Let's say the B10 and SEC raid the ACC for 5-6 schools between them, and there's ~12 schools left.
- Does ESPN keep their current deal in place to help facilitate the raid? Is that enough to keep pace with the B12?
- Does the ACC backfill? If so, who do they pick up?
- If they don't backfill, what's the perception hit being a 12-school power conference when the other three have 16+ members?
- When their current deal is up (or if ESPN kills it), are they able to replace something on par with the B12? If not, they're quite likely to lose 4+ more schools.

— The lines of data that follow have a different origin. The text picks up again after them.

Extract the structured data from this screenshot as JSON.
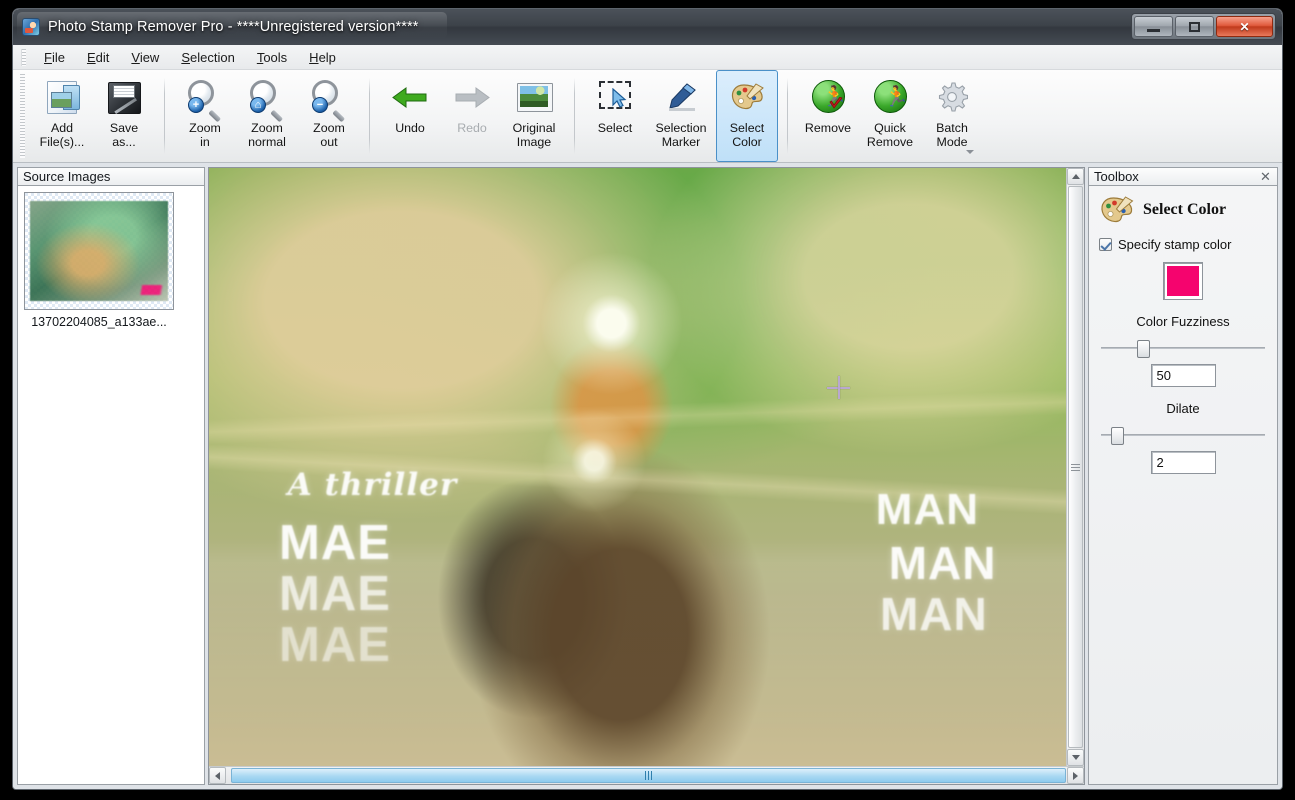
{
  "window": {
    "title": "Photo Stamp Remover Pro - ****Unregistered version****",
    "app_icon": "app-photo-icon",
    "minimize_label": "Minimize",
    "maximize_label": "Restore",
    "close_label": "Close"
  },
  "menubar": {
    "items": [
      {
        "label": "File",
        "accel": "F"
      },
      {
        "label": "Edit",
        "accel": "E"
      },
      {
        "label": "View",
        "accel": "V"
      },
      {
        "label": "Selection",
        "accel": "S"
      },
      {
        "label": "Tools",
        "accel": "T"
      },
      {
        "label": "Help",
        "accel": "H"
      }
    ]
  },
  "toolbar": {
    "overflow_label": "More buttons",
    "buttons": [
      {
        "id": "add-files",
        "label": "Add\nFile(s)...",
        "icon": "add-image-icon",
        "enabled": true,
        "active": false
      },
      {
        "id": "save-as",
        "label": "Save\nas...",
        "icon": "floppy-disk-icon",
        "enabled": true,
        "active": false
      },
      {
        "id": "zoom-in",
        "label": "Zoom\nin",
        "icon": "magnifier-plus-icon",
        "enabled": true,
        "active": false
      },
      {
        "id": "zoom-normal",
        "label": "Zoom\nnormal",
        "icon": "magnifier-home-icon",
        "enabled": true,
        "active": false
      },
      {
        "id": "zoom-out",
        "label": "Zoom\nout",
        "icon": "magnifier-minus-icon",
        "enabled": true,
        "active": false
      },
      {
        "id": "undo",
        "label": "Undo",
        "icon": "undo-arrow-icon",
        "enabled": true,
        "active": false
      },
      {
        "id": "redo",
        "label": "Redo",
        "icon": "redo-arrow-icon",
        "enabled": false,
        "active": false
      },
      {
        "id": "original-image",
        "label": "Original\nImage",
        "icon": "picture-icon",
        "enabled": true,
        "active": false
      },
      {
        "id": "select",
        "label": "Select",
        "icon": "marquee-select-icon",
        "enabled": true,
        "active": false
      },
      {
        "id": "selection-marker",
        "label": "Selection\nMarker",
        "icon": "marker-pen-icon",
        "enabled": true,
        "active": false
      },
      {
        "id": "select-color",
        "label": "Select\nColor",
        "icon": "palette-icon",
        "enabled": true,
        "active": true
      },
      {
        "id": "remove",
        "label": "Remove",
        "icon": "runner-check-icon",
        "enabled": true,
        "active": false
      },
      {
        "id": "quick-remove",
        "label": "Quick\nRemove",
        "icon": "runner-icon",
        "enabled": true,
        "active": false
      },
      {
        "id": "batch-mode",
        "label": "Batch\nMode",
        "icon": "gear-icon",
        "enabled": true,
        "active": false
      }
    ]
  },
  "source_panel": {
    "caption": "Source Images",
    "items": [
      {
        "filename": "13702204085_a133ae...",
        "selected": true
      }
    ]
  },
  "viewer": {
    "photo_alt": "Stage photo of a man in sunglasses and cap with green smoke and projected text",
    "projected_text": {
      "thriller": "A thriller",
      "mae_1": "MAE",
      "mae_2": "MAE",
      "mae_3": "MAE",
      "man_1": "MAN",
      "man_2": "MAN",
      "man_3": "MAN"
    },
    "cursor": "crosshair-cursor",
    "hscroll": {
      "up_icon": "arrow-left-icon",
      "down_icon": "arrow-right-icon",
      "grip_icon": "grip-icon"
    },
    "vscroll": {
      "up_icon": "arrow-up-icon",
      "down_icon": "arrow-down-icon",
      "grip_icon": "grip-icon"
    }
  },
  "toolbox": {
    "caption": "Toolbox",
    "close_icon": "close-icon",
    "title": "Select Color",
    "title_icon": "palette-icon",
    "specify_stamp_color": {
      "label": "Specify stamp color",
      "checked": true
    },
    "stamp_color": "#F5046E",
    "color_fuzziness": {
      "label": "Color Fuzziness",
      "value": "50",
      "slider_percent": 22
    },
    "dilate": {
      "label": "Dilate",
      "value": "2",
      "slider_percent": 6
    }
  },
  "colors": {
    "accent": "#4a90c8",
    "stamp_pink": "#F5046E",
    "titlebar": "#3d434a",
    "close_red": "#c03a1c"
  }
}
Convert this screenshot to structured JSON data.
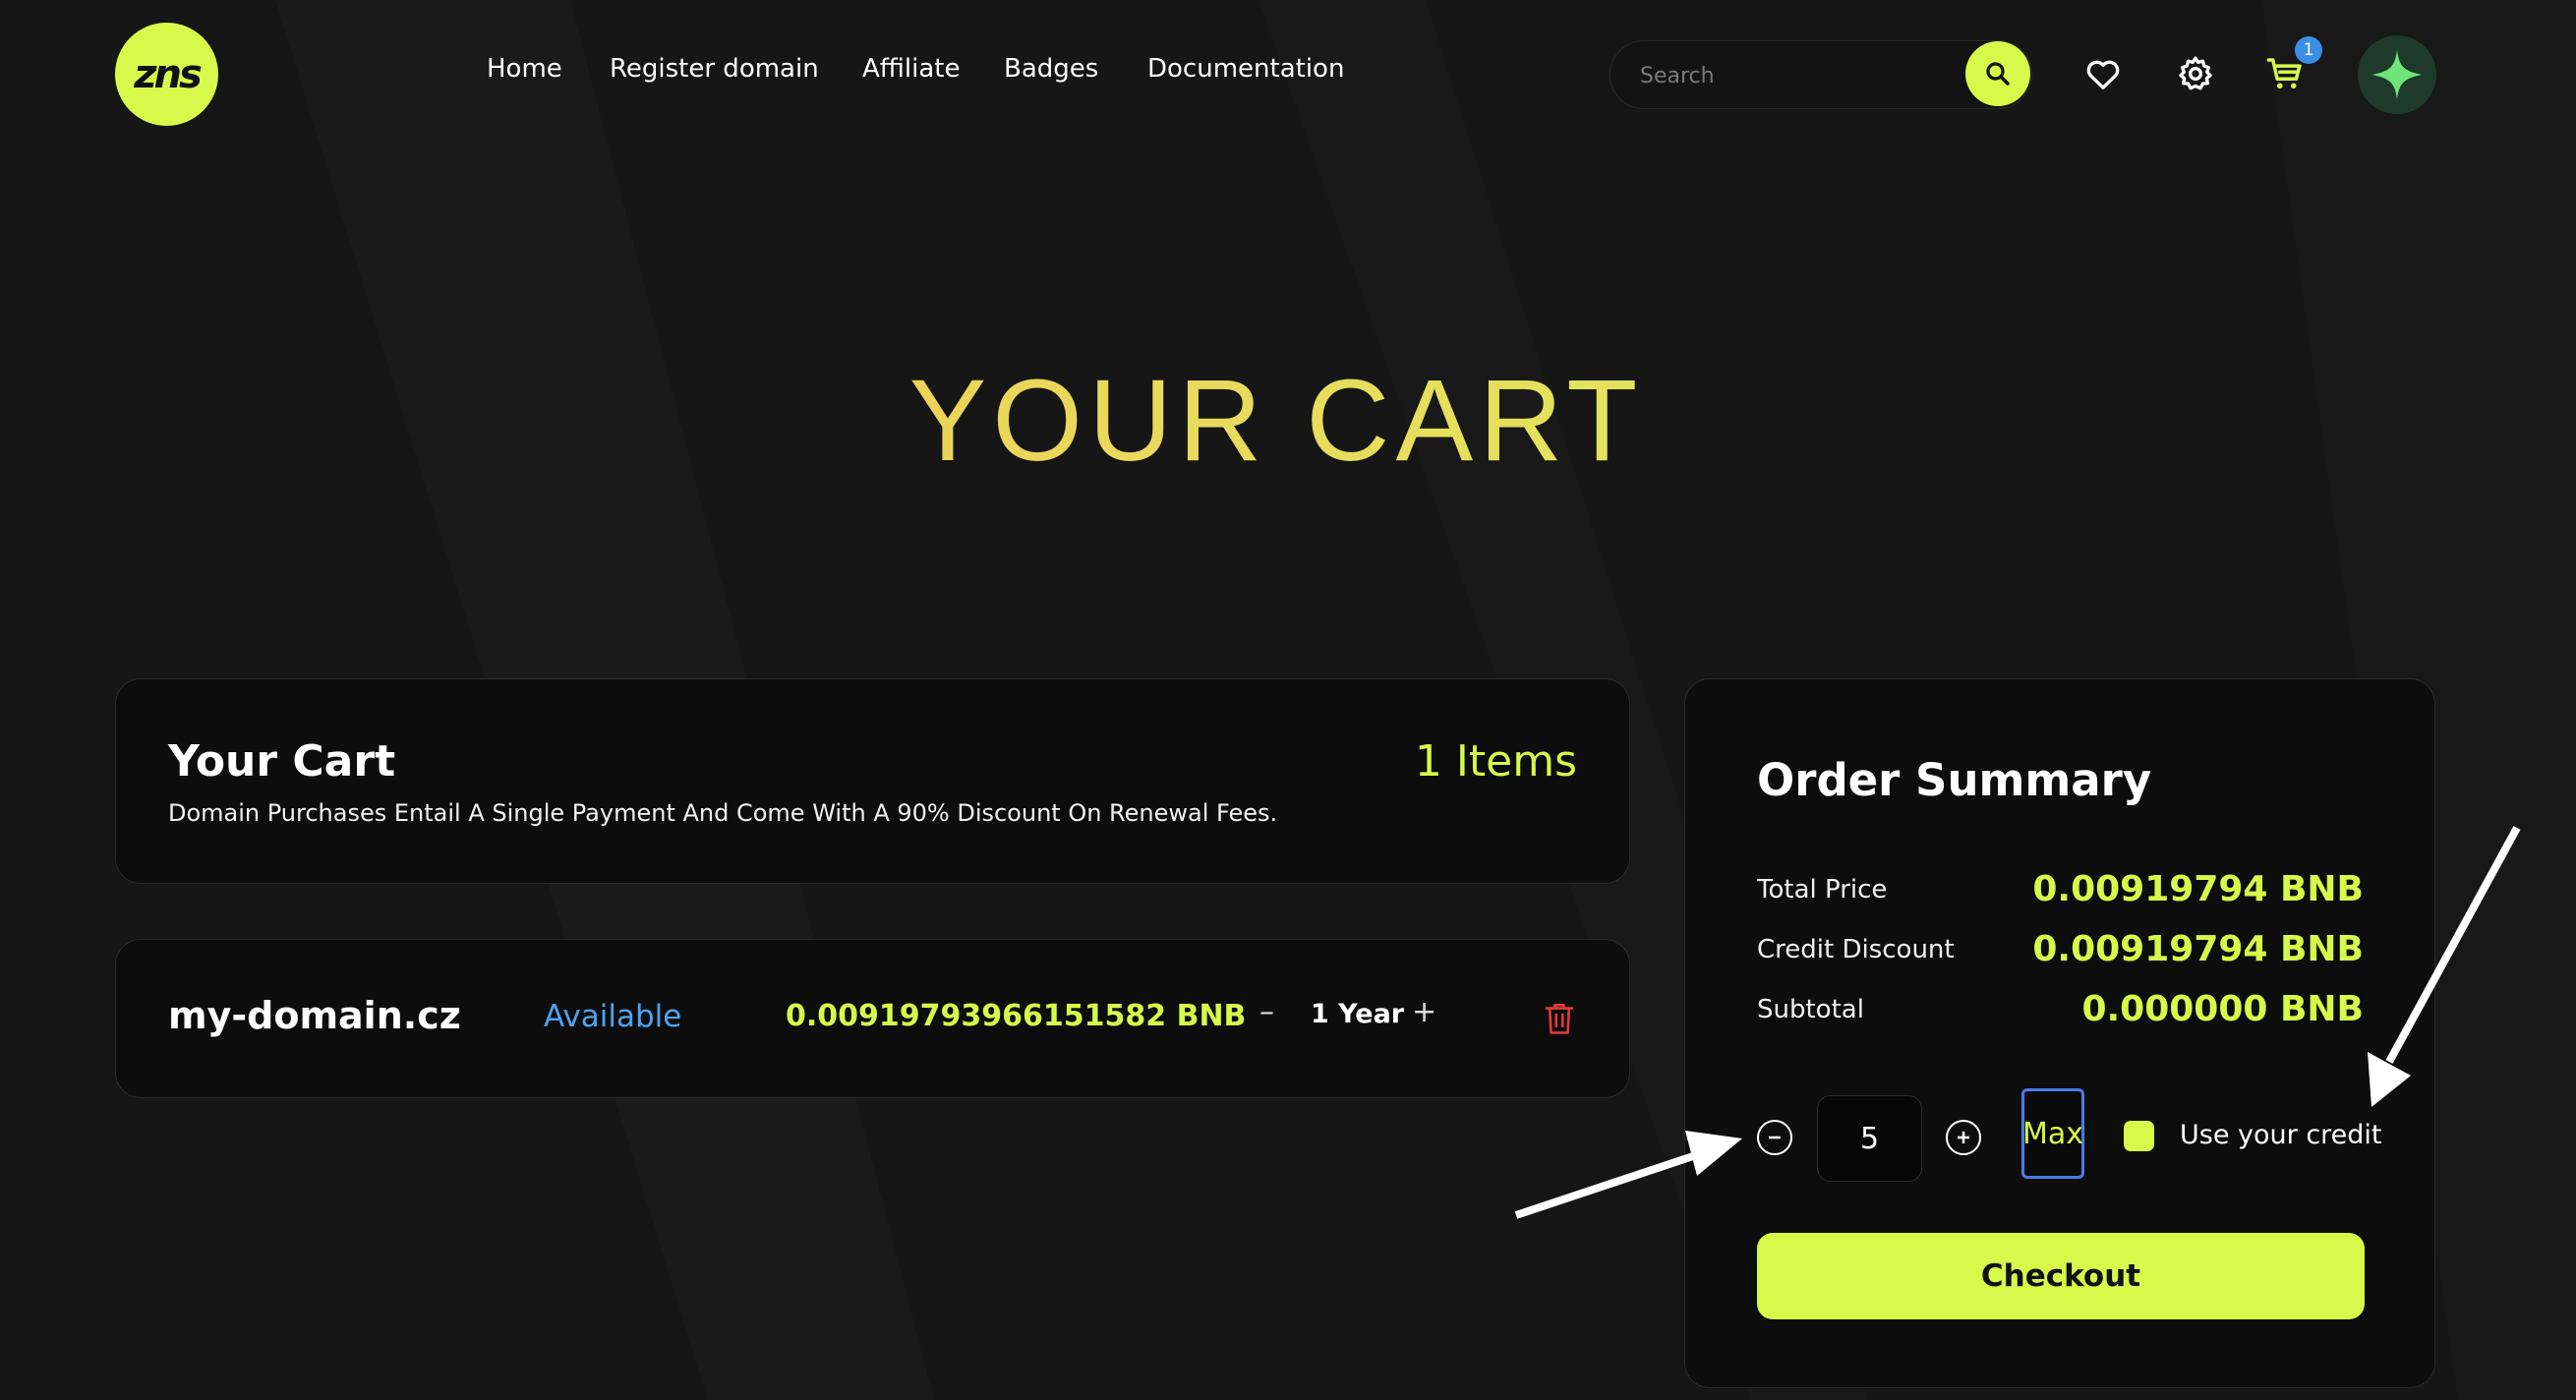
{
  "header": {
    "logo_text": "zns",
    "nav": [
      "Home",
      "Register domain",
      "Affiliate",
      "Badges",
      "Documentation"
    ],
    "search_placeholder": "Search",
    "cart_count": "1",
    "icons": [
      "search-icon",
      "heart-icon",
      "gear-icon",
      "cart-icon",
      "sparkle-avatar-icon"
    ]
  },
  "page_title": "YOUR CART",
  "cart": {
    "title": "Your Cart",
    "count": "1 Items",
    "note": "Domain Purchases Entail A Single Payment And Come With A 90% Discount On Renewal Fees.",
    "items": [
      {
        "domain": "my-domain.cz",
        "status": "Available",
        "price": "0.00919793966151582 BNB",
        "minus": "–",
        "period": "1 Year",
        "plus": "+"
      }
    ]
  },
  "summary": {
    "title": "Order Summary",
    "rows": [
      {
        "label": "Total Price",
        "value": "0.00919794 BNB"
      },
      {
        "label": "Credit Discount",
        "value": "0.00919794 BNB"
      },
      {
        "label": "Subtotal",
        "value": "0.000000 BNB"
      }
    ],
    "credit_qty": "5",
    "max_label": "Max",
    "use_credit_label": "Use your credit",
    "use_credit_checked": true,
    "checkout_label": "Checkout"
  },
  "colors": {
    "accent": "#d7f94a",
    "available": "#4da3ee",
    "delete": "#e23b3b",
    "title_gradient": [
      "#f5c045",
      "#d8f55c"
    ]
  }
}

IMO, this could end up looking a lot like the PAC's collapse. The only question if someone finds a way around the GOR, or if schools leave at the end of the deal like OUT and USCLA. There's no one to backfill with, offers for their new deal don't keep pace with the B12, and the schools that have the option to leave ultimately do just that.
Taking a $6M/year haircut is sub-optimal, but it allows the B12 to be well position compared the the ACC. The larger the conference, the more likely it is to be able to survive losing a few members, and a viable ACC could be a threat to poach from the B12.
When the PAC was still hanging on, some proposed taking SDSU, UNLV, SMU or others to prevent the PAC from expanding and hanging on. None of those schools really fixed the PAC's central problems, so it wasn't a good strategy. Taking all of the corner schools, even at a loss, was the same strategy, but positioning for when/if the ACC gets raided.